Di meja dagangannya yang berlokasi di tepi Jalan Haji Banawula Sinapoy, Poasia, Kota Kendari, sejejer dengan kios salah satu warga sekitar, ia menyusun gelas berisikan buah.

Ia menceritakan, tempat jualannya bukan lahan miliknya. Namun beruntung, pemilik lahan mengizinkannya untuk ditempati tanpa memberinya biaya sewa.

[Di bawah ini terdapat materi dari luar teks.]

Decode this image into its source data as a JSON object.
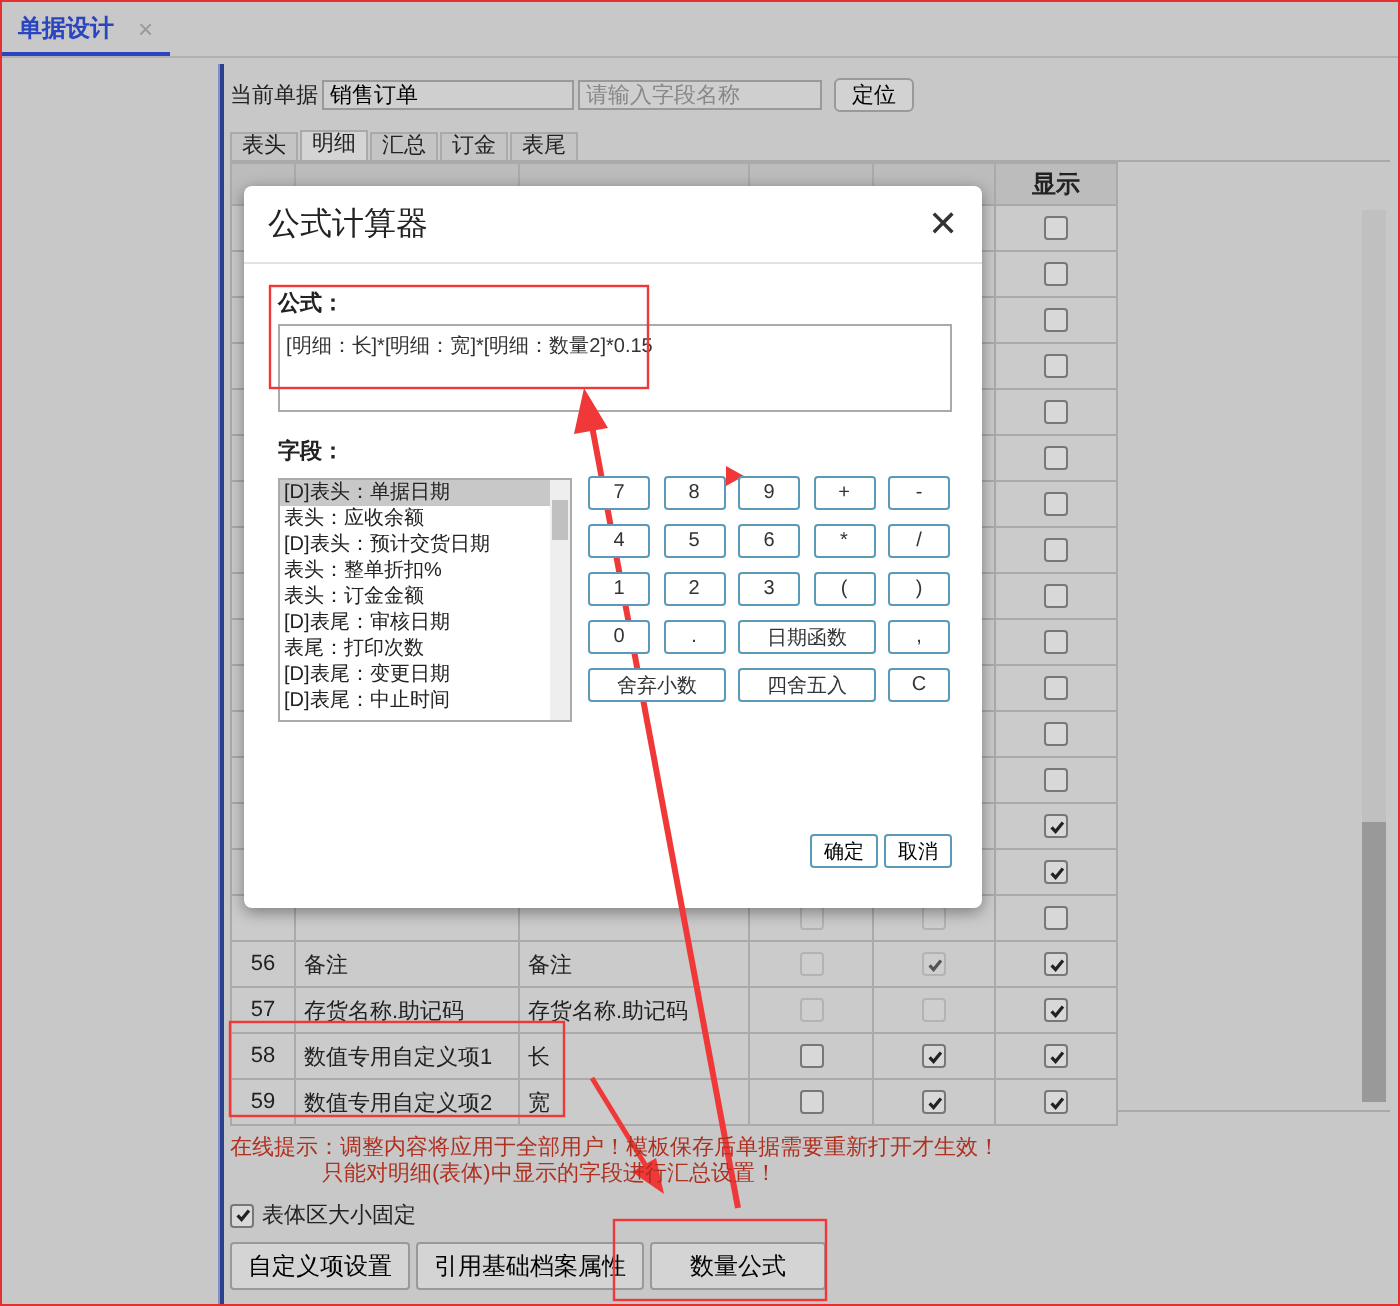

Sebelumnya, Ibu Made merupakan seorang penjual nasi bungkus. Namun di samping membutuhkan modal yang cukup banyak, ia juga tidak memiliki lahan yang strategis. Bahkan ia pernah menjual di pinggir jalan, namun ditertibkan Satpol PP.

"Dulu saya pernah jual nasi bungkus tapi karena kurang laku, juga membutuhkan modal yang banyak, sehingga saya terpikir jual es saja," ungkap Made, Sabtu (4/11/2023).